Adam Abada is a New York-based artist, filmmaker, and skateboarder. He went to visit family in the small village of Guela’a, Algeria. He brought his board, and without realizing it, was probably the only one to ever do so. Here he explains his story.
This past winter I went with my family to Algeria for the first time in about five years. Aside from skateboarding, my identity is shaped by my parents: my mother is Jewish-American and my father is Algerian. Knowing I’d have almost no time to skate, I brought my skateboard anyway. On past trips, I would scope out spots in my cousin’s town, a suburb of Algiers endlessly being built on cinder blocks and re-bar, and in the city of Algiers, a sprawling metropolis with a blue and white downtown, sitting like a jewel on the hill as it meanders down to meet the Mediterranean Sea. There were plazas and stairs and the kind of tectonic shifts in the ground created by decades and decades of layered concrete blasted by salty ocean winds that create funky bumps and ditches. There were certainly things to skate, even if there weren’t the skaters to skate them. Most of my visit was focused on reconnecting with the family I do not get to see regularly. I didn’t put my board on the pavement. That is, until we went to Guela’a, the small village in the Kayblie Mountains, which are a part of the Tell Atlas Mountains, which are a part of the greater Atlas Mountains, where my father grew up.
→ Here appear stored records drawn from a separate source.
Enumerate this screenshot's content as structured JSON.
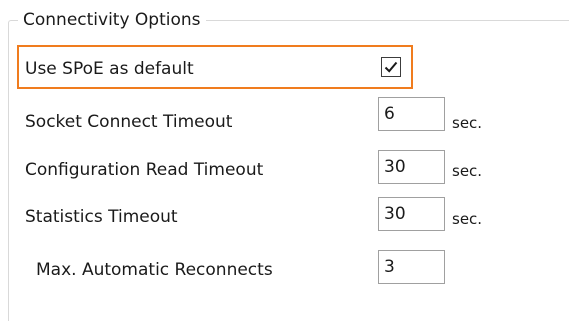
{
  "group": {
    "title": "Connectivity Options"
  },
  "use_spoe": {
    "label": "Use SPoE as default",
    "checked": true
  },
  "socket_timeout": {
    "label": "Socket Connect Timeout",
    "value": "6",
    "unit": "sec."
  },
  "config_timeout": {
    "label": "Configuration Read Timeout",
    "value": "30",
    "unit": "sec."
  },
  "stats_timeout": {
    "label": "Statistics Timeout",
    "value": "30",
    "unit": "sec."
  },
  "reconnects": {
    "label": "Max. Automatic Reconnects",
    "value": "3"
  },
  "colors": {
    "highlight_border": "#f07c1e",
    "field_border": "#a0a0a0",
    "group_border": "#d9d9d9"
  }
}
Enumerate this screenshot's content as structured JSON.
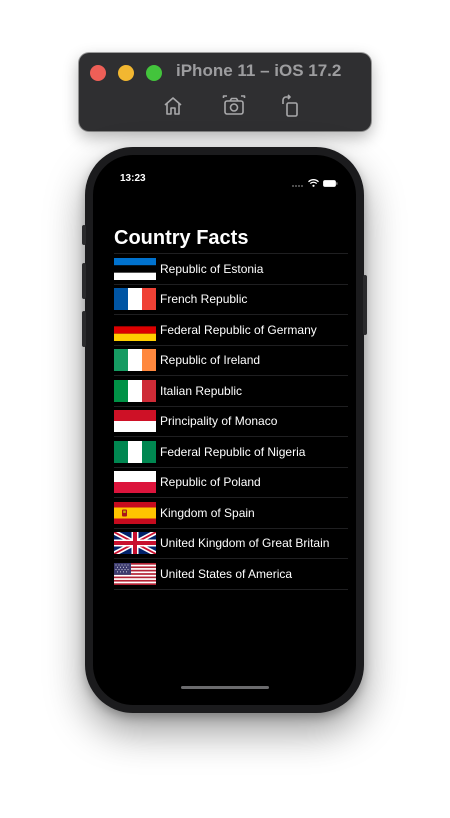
{
  "window": {
    "title": "iPhone 11 – iOS 17.2"
  },
  "toolbar": {
    "icons": [
      "home-icon",
      "screenshot-icon",
      "rotate-icon"
    ]
  },
  "status_bar": {
    "time": "13:23"
  },
  "screen": {
    "title": "Country Facts"
  },
  "countries": [
    {
      "name": "Republic of Estonia",
      "flag": "estonia-flag-icon"
    },
    {
      "name": "French Republic",
      "flag": "france-flag-icon"
    },
    {
      "name": "Federal Republic of Germany",
      "flag": "germany-flag-icon"
    },
    {
      "name": "Republic of Ireland",
      "flag": "ireland-flag-icon"
    },
    {
      "name": "Italian Republic",
      "flag": "italy-flag-icon"
    },
    {
      "name": "Principality of Monaco",
      "flag": "monaco-flag-icon"
    },
    {
      "name": "Federal Republic of Nigeria",
      "flag": "nigeria-flag-icon"
    },
    {
      "name": "Republic of Poland",
      "flag": "poland-flag-icon"
    },
    {
      "name": "Kingdom of Spain",
      "flag": "spain-flag-icon"
    },
    {
      "name": "United Kingdom of Great Britain",
      "flag": "uk-flag-icon"
    },
    {
      "name": "United States of America",
      "flag": "usa-flag-icon"
    }
  ],
  "colors": {
    "background": "#000000",
    "text": "#ffffff",
    "separator": "#1f1f21",
    "toolbar": "#2f2f31"
  }
}
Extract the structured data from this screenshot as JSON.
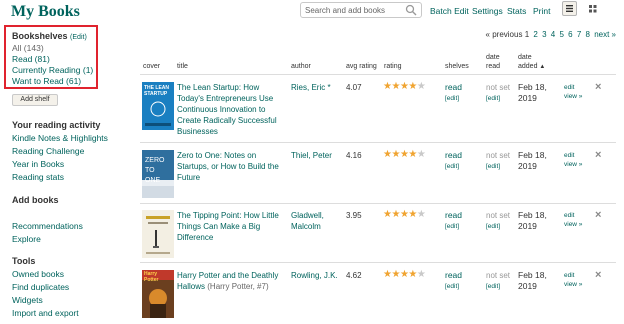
{
  "page_title": "My Books",
  "header": {
    "search_placeholder": "Search and add books",
    "links": [
      "Batch Edit",
      "Settings",
      "Stats",
      "Print"
    ]
  },
  "sidebar": {
    "bookshelves_label": "Bookshelves",
    "edit_label": "(Edit)",
    "shelves": [
      "All (143)",
      "Read (81)",
      "Currently Reading (1)",
      "Want to Read (61)"
    ],
    "add_shelf_label": "Add shelf",
    "reading_activity_title": "Your reading activity",
    "reading_activity_items": [
      "Kindle Notes & Highlights",
      "Reading Challenge",
      "Year in Books",
      "Reading stats"
    ],
    "add_books_title": "Add books",
    "add_books_items": [
      "Recommendations",
      "Explore"
    ],
    "tools_title": "Tools",
    "tools_items": [
      "Owned books",
      "Find duplicates",
      "Widgets",
      "Import and export"
    ]
  },
  "pagination": {
    "previous": "« previous",
    "pages": [
      "1",
      "2",
      "3",
      "4",
      "5",
      "6",
      "7",
      "8"
    ],
    "next": "next »"
  },
  "columns": {
    "cover": "cover",
    "title": "title",
    "author": "author",
    "avg_rating": "avg rating",
    "rating": "rating",
    "shelves": "shelves",
    "date_read": "date read",
    "date_added": "date added"
  },
  "books": [
    {
      "title": "The Lean Startup: How Today's Entrepreneurs Use Continuous Innovation to Create Radically Successful Businesses",
      "series": "",
      "author": "Ries, Eric *",
      "avg_rating": "4.07",
      "rating": 4,
      "shelf": "read",
      "shelf_edit": "[edit]",
      "date_read": "not set",
      "date_read_edit": "[edit]",
      "date_added": "Feb 18, 2019",
      "edit": "edit",
      "view": "view »",
      "cover_text": "THE LEAN STARTUP",
      "cover_color": "#1a7fc1"
    },
    {
      "title": "Zero to One: Notes on Startups, or How to Build the Future",
      "series": "",
      "author": "Thiel, Peter",
      "avg_rating": "4.16",
      "rating": 4,
      "shelf": "read",
      "shelf_edit": "[edit]",
      "date_read": "not set",
      "date_read_edit": "[edit]",
      "date_added": "Feb 18, 2019",
      "edit": "edit",
      "view": "view »",
      "cover_text": "ZERO TO ONE",
      "cover_color": "#2f6f9e"
    },
    {
      "title": "The Tipping Point: How Little Things Can Make a Big Difference",
      "series": "",
      "author": "Gladwell, Malcolm",
      "avg_rating": "3.95",
      "rating": 4,
      "shelf": "read",
      "shelf_edit": "[edit]",
      "date_read": "not set",
      "date_read_edit": "[edit]",
      "date_added": "Feb 18, 2019",
      "edit": "edit",
      "view": "view »",
      "cover_text": "",
      "cover_color": "#f3efe3"
    },
    {
      "title": "Harry Potter and the Deathly Hallows",
      "series": "(Harry Potter, #7)",
      "author": "Rowling, J.K.",
      "avg_rating": "4.62",
      "rating": 4,
      "shelf": "read",
      "shelf_edit": "[edit]",
      "date_read": "not set",
      "date_read_edit": "[edit]",
      "date_added": "Feb 18, 2019",
      "edit": "edit",
      "view": "view »",
      "cover_text": "Harry Potter",
      "cover_color": "#8b5a2b"
    }
  ],
  "colors": {
    "brand": "#00635d",
    "highlight_box": "#e0232e",
    "star": "#f0a431"
  }
}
Guela’a means “fortress,” and it is named that because of its cliff-side location that is only accessible from one point, which made it easy to defend in ancient times. Up until recently there was only one road in and out of the village, a twisting, nauseating wisp of dirt with a near vertical drop on one or both sides. As far as I know, my dad’s family is from there from as far back as there is to know. At the top of the village, towards the entrance, is the ceremonial resting place for Guela’a’s martyrs of the Revolution, freedom fighters in Algeria’s Revolution from France who never returned home. It is very near to that spot where, as a young boy at the war’s end in 1962, my father stood daily waiting for his father to return with the survivors of the maquis, or “shrubland.” He never did.
Like most of the villages of Northern Algeria, the French bombed it in the late 50s during the Revolution and most of the population moved out and relocated to cities in a massive nation-wide country-to-city exodus. The village life was sustained by a water well at the bottom of a switchback path in the cliff. Donkeys were loaded up with the water jugs. There was no electricity in Guela’a until power lines were added in the 1990s, cross-hatch metal poles piercing upwards from the rock homes. The lights of Guela’a and it’s neighboring villages now add a sense of place to the quiet, massive dark of the night landscape, but before that, a night on the cliff of Guela’a was so black it was as if you were the only person standing on the edge of the world.
I love returning to Guela’a, for the sheer, overwhelming, breathtaking beauty of the place, and for the knowledge that it is a part of my past and me. I love it for helping me to better understand myself and my identity.
I had my skateboard with me and, finally, for my first time in Algeria, lowered it onto the pavement of a “terrace” that was once a room until the bombs blew it away. I cruised around a bit, cracking ollies over a wooden bench that my great-great grandfather had probably sat on. I lazily rolled off the two stairs from the terrace into the courtyard, then ollied back up, looking up to see, beyond the terrace, the stony shingled roofs of stone houses and the valley of olive trees that my Uncle Hassan cultivates. My cousins were psyched to see this going down in the village. I bet that this was the first skateboard that has ever been to Guela’a. I’m almost sure of it.
I took my skateboard and placed it on a windowsill. The stone of the house was filled in with cement as many of the post-Revolution houses needed help to be rebuilt and couldn’t stand as they once did. I snapped a photo. That was it. I didn’t use my skateboard before or after that in Algeria.
Any skateboarder knows there’s nothing better than spots you’ve never skated before. Any skateboarder knows there’s nothing better than meeting new folk in a strange place, knowing that the board ties you together. When I brought my skateboard to Algeria I had zero intentions of using it in Guela’a. But when I got there, looking out over the vast maquis, the land that made and took my grandfather, my homeland, I felt like I had brought a part of me there that had never been before.